Ela confirma as agressões do menino, mas considera que o denunciante poderia ter assumido outra postura. “Crianças de 2 anos batem, mordem, puxam cabelo. Isso acontece. Meu filho, em diferentes ocasiões, machucou um coleguinha e apanhou também. Essas coisas acontecem porque uma pessoa dessa idade ainda não tem maturidade para lidar com frustrações, brinquedos compartilhados”, exemplificou.

A mãe contou, ainda, que ela e o advogado estavam presentes em um momento que o filho dela bateu no colega. “Então, eu me abaixei, falei com meu filho e me desculpei tanto com o menininho quanto com o pai dele.” Ela acrescentou que não houve tentativa de diálogo antes do registro do boletim de ocorrência: “Essa família poderia ter vindo a nós em outro momento”.

“Quando tive na mão o boletim de ocorrência de lesão corporal cometida por um bebê de 2 anos, fiquei em choque. Isso causou muitos danos à minha família. Meu marido e eu ficamos transtornados. As crianças são muito sensíveis, e meu filho percebeu a mudança. Na escola, dividiram a turma, e ele sentiu, teve mudança de comportamento, passou muitas noites chorando, teve terror noturno”, lamentou.

Credibilidade da Justiça

Na avaliação da advogada da família da criança denunciada, Isa Ranieri Batista, a sentença foi cirúrgica, importante e educativa. “Ela serve como exemplo e incentiva o diálogo entre os pais, principalmente no ambiente escolar.
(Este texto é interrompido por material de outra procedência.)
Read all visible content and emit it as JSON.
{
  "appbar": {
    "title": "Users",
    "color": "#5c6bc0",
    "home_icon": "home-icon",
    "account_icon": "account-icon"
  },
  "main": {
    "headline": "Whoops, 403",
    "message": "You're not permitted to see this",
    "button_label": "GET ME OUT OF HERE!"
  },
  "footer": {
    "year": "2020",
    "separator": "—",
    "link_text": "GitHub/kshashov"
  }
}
Existem vários meios de tratar conflitos infantis. E, sem dúvidas, o mais adequado não é a polícia”, ressaltou.

A advogada orienta sobre a necessidades de tentar todas as vias disponíveis antes de se recorrer à polícia, por exemplo. “Sabemos que eles tratam de crimes graves, que afetam diretamente as integridades física e psicológica das pessoas. E, neste caso, falamos de crianças”, enfatizou Isa.
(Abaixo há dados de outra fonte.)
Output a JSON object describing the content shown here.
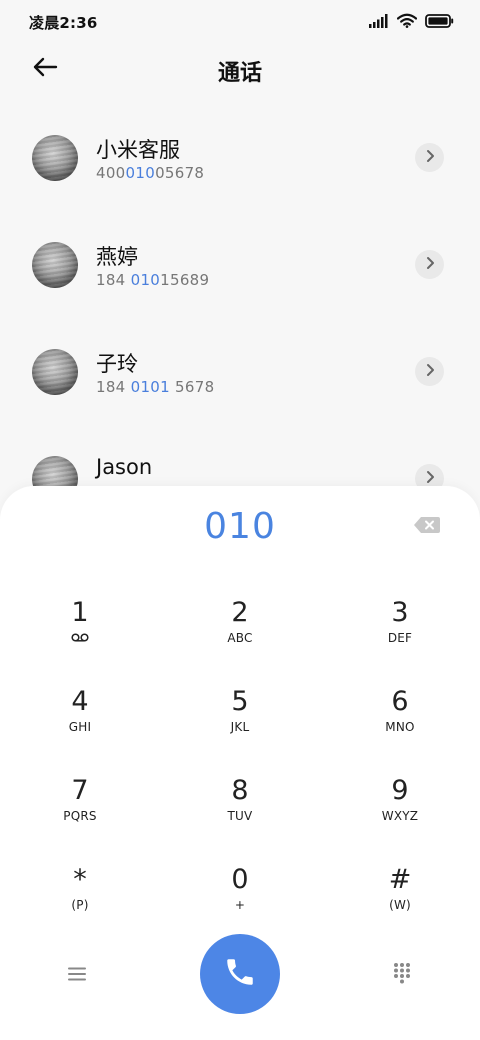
{
  "status_bar": {
    "time": "凌晨2:36",
    "signal_icon": "signal-bars-icon",
    "wifi_icon": "wifi-icon",
    "battery_icon": "battery-icon"
  },
  "header": {
    "title": "通话",
    "back_icon": "back-arrow-icon"
  },
  "contacts": [
    {
      "name": "小米客服",
      "number_pre": "400",
      "number_match": "010",
      "number_post": "05678"
    },
    {
      "name": "燕婷",
      "number_pre": "184 ",
      "number_match": "010",
      "number_post": "15689"
    },
    {
      "name": "子玲",
      "number_pre": "184 ",
      "number_match": "0101",
      "number_post": " 5678"
    },
    {
      "name": "Jason",
      "number_pre": "",
      "number_match": "",
      "number_post": ""
    }
  ],
  "dialer": {
    "input": "010",
    "highlight_color": "#4a84e0",
    "keys": [
      {
        "digit": "1",
        "sub": "",
        "icon": "voicemail-icon"
      },
      {
        "digit": "2",
        "sub": "ABC"
      },
      {
        "digit": "3",
        "sub": "DEF"
      },
      {
        "digit": "4",
        "sub": "GHI"
      },
      {
        "digit": "5",
        "sub": "JKL"
      },
      {
        "digit": "6",
        "sub": "MNO"
      },
      {
        "digit": "7",
        "sub": "PQRS"
      },
      {
        "digit": "8",
        "sub": "TUV"
      },
      {
        "digit": "9",
        "sub": "WXYZ"
      },
      {
        "digit": "*",
        "sub": "(P)"
      },
      {
        "digit": "0",
        "sub": "+"
      },
      {
        "digit": "#",
        "sub": "(W)"
      }
    ],
    "call_color": "#4d86e6"
  }
}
Além disso, a representante da família da criança denunciada destacou que a sentença reconhece que o abuso na medida adotada pelo denunciante ficou comprovada pela ocultação das idades dos envolvidos. “Precisei atuar contra um colega de profissão e, sinceramente, isso não me trouxe orgulho algum. Nós, advogados, deveríamos ser justamente os responsáveis por preservar a credibilidade da Justiça.”

Provas apresentadas

Por meio de nota, o advogado que prestou queixa contra a criança de 2 anos destacou que a condenação não decorreu de ofensas, mas do fato de ter decidido “agir em defesa da integridade física e emocional” do filho, por estar “exausto diante das constantes agressões sofridas” pelo menino em ambiente escolar.

“O que não esperava era ser, por isso, penalizado. A conduta do pai – que também é advogado – limitou-se ao registro de boletim de ocorrência e à comunicação aos órgãos competentes. Ambos os atos são legítimos e amparados pelo exercício regular de um direito, como reconhecido expressamente em manifestações do Ministério Público (MPDFT), que atuou no caso como fiscal da lei”, argumentou.

O advogado disse ter relatado os fatos às autoridades “com termos técnicos e jurídicos compatíveis com o ofício, sem, em momento algum, imputar categoricamente crimes ou qualificações ofensivas aos envolvidos”. “As expressões empregadas tiveram como único intuito narrar acontecimentos concretos vivenciados pelo filho, jamais ferir a honra de terceiros”, afirmou.

O pai comentou, ainda, que os episódios relatados ficaram comprovados por meio de filmagens e “áudios, em que a responsável pela escola reconhece a existência de histórico de violência – fato também confirmado por declarações de outros pais em situação semelhante”.

“Antes de qualquer iniciativa legal, busquei reiteradamente auxílio da escola e dos profissionais responsáveis, sempre com uma postura de confiança nas instituições e de tentativa de resolução pacífica, com único objetivo de evitar tragédias como a recentemente noticiada pela mídia nacional, na qual uma criança foi brutalmente agredida em pleno palco escolar”, completou.

Ele acrescentou que vai recorrer da decisão, pois os mesmos fatos foram analisados em outras esferas, “administrativa e criminal”, e o advogado acabou absolvido. “Justamente porque a conduta foi reconhecida como mero exercício regular de direito”, concluiu.